One of the greatest fears for potential whistleblowers is the threat of retaliation by their employer. The Occupational Safety and Health Administration (OSHA) has numerous statutes in place to protect whistleblowers. In most cases, employers are prevented from terminating or otherwise retaliating against an employee who filed a complaint.

 

Worker protection statutes

The OSHA worker protection statutes protect employees who report a violation and are facing employer retaliation. Each statute has a filing deadline for reporting the alleged retaliation. The statutes and deadlines are listed below:

  • Section 11(c) of OSHA: Established in 1970, this statute protects employees who participate in an OSHA inspection or file a claim. Filing limit is 30 days.
  • Asbestos Hazard Emergency Response Act: Created in 1986, this law provides protection to employees who report asbestos violations or the presence of asbestos in public or private elementary and secondary schools.

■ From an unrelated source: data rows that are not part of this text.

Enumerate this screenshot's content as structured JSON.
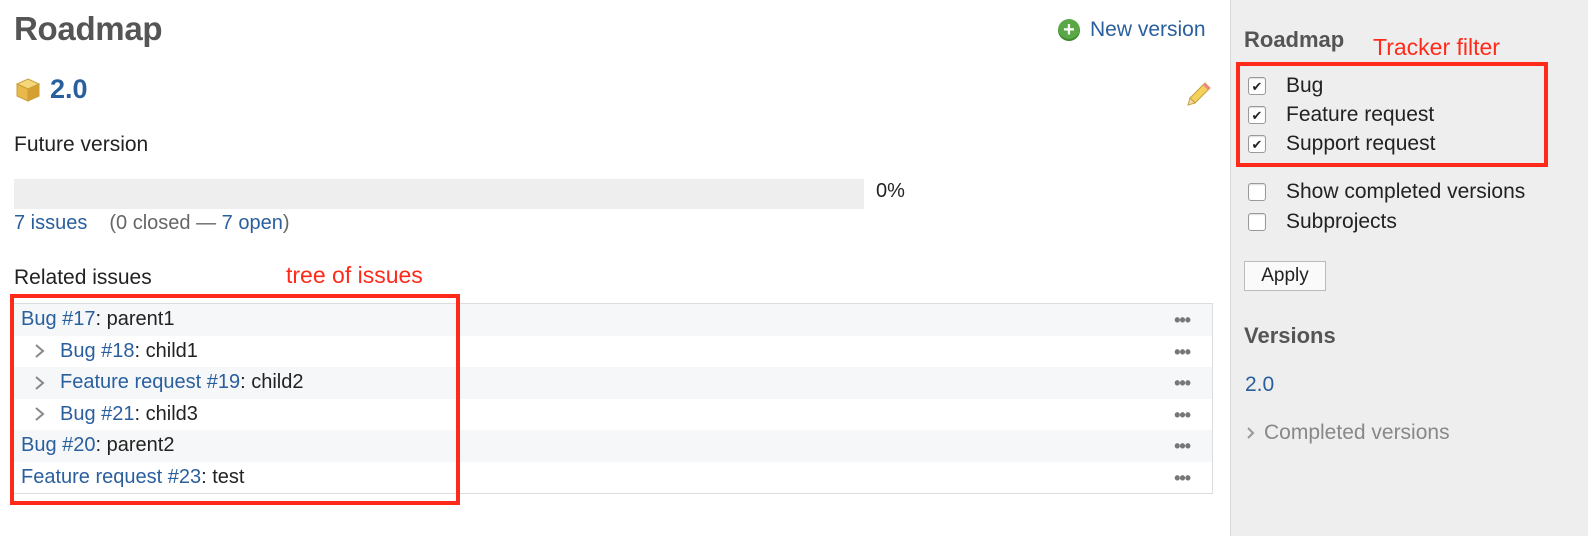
{
  "main": {
    "title": "Roadmap",
    "new_version_label": "New version",
    "version": {
      "name": "2.0",
      "description": "Future version",
      "progress": 0,
      "progress_label": "0%",
      "issues_link": "7 issues",
      "counts_prefix": "(0 closed —",
      "open_link": "7 open",
      "counts_suffix": ")"
    },
    "related_title": "Related issues",
    "issues": [
      {
        "link": "Bug #17",
        "subject": ": parent1",
        "child": false
      },
      {
        "link": "Bug #18",
        "subject": ": child1",
        "child": true
      },
      {
        "link": "Feature request #19",
        "subject": ": child2",
        "child": true
      },
      {
        "link": "Bug #21",
        "subject": ": child3",
        "child": true
      },
      {
        "link": "Bug #20",
        "subject": ": parent2",
        "child": false
      },
      {
        "link": "Feature request #23",
        "subject": ": test",
        "child": false
      }
    ],
    "row_menu_label": "•••"
  },
  "sidebar": {
    "roadmap_title": "Roadmap",
    "trackers": [
      {
        "label": "Bug",
        "checked": true
      },
      {
        "label": "Feature request",
        "checked": true
      },
      {
        "label": "Support request",
        "checked": true
      }
    ],
    "options": [
      {
        "label": "Show completed versions",
        "checked": false
      },
      {
        "label": "Subprojects",
        "checked": false
      }
    ],
    "apply_label": "Apply",
    "versions_title": "Versions",
    "versions": [
      "2.0"
    ],
    "completed_versions_label": "Completed versions"
  },
  "annotations": {
    "tree_label": "tree of issues",
    "tracker_label": "Tracker filter",
    "color": "#ff2a1a"
  },
  "icons": {
    "new_version": "plus-circle-icon",
    "version": "package-icon",
    "edit": "pencil-icon",
    "expand": "chevron-right-icon",
    "row_menu": "ellipsis-icon",
    "checkbox": "checkmark-icon"
  }
}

Filing limit is 90 days.
  • Clean Air Act: Passed in 1970, the CAA offers protection to employees who report air emissions violations. Filing limit is 30 days.
  • Comprehensive Environmental Response, Compensation and Liability Act: Created in 1980, this statute protects employees who report negligence and violations for the cleanup and decontamination of hazardous waste spills, well accidents and other pollutants or contaminants. Filing limit is 30 days.
  • Energy Reorganization Act: Established in 1974, the ERA offers protection to employees who report violations of the ERA or Atomic Energy Act. Employees who refuse to participate in violations are also protected. Filing limit is 180 days.
  • Federal Water Pollution Control Act: Originally created in 1948, the Clean Water Act provides protection for employees who report water pollution violations. Filing limit is 30 days.
  • Safe Drinking Water Act: Passed in 1974, this law offers protection for employees who report actual or potential drinking water pollution. Filing limit is 30 days.
  • Solid Waste Disposal Act: Established in 1965, this statute protects employees who report waste disposal violations for solid, medical and hazardous waste. The alleged violations can be at active or future waste disposal facilities. Filing limit is 30 days.
  • Toxic Substances Control Act: Created in 1976, this law provides protection to employees who report alleged violations for the handling of industrial chemicals. The chemicals can be produced domestically or imported. Filing limit is 30 days.

If you reported a violation and are facing employer retaliation there are legal options available to you. Start documenting the retaliation efforts and gather any supporting evidence you may already have. Proving retaliation can be an uphill battle, but with the right information in hand you can make a strong case against your employer.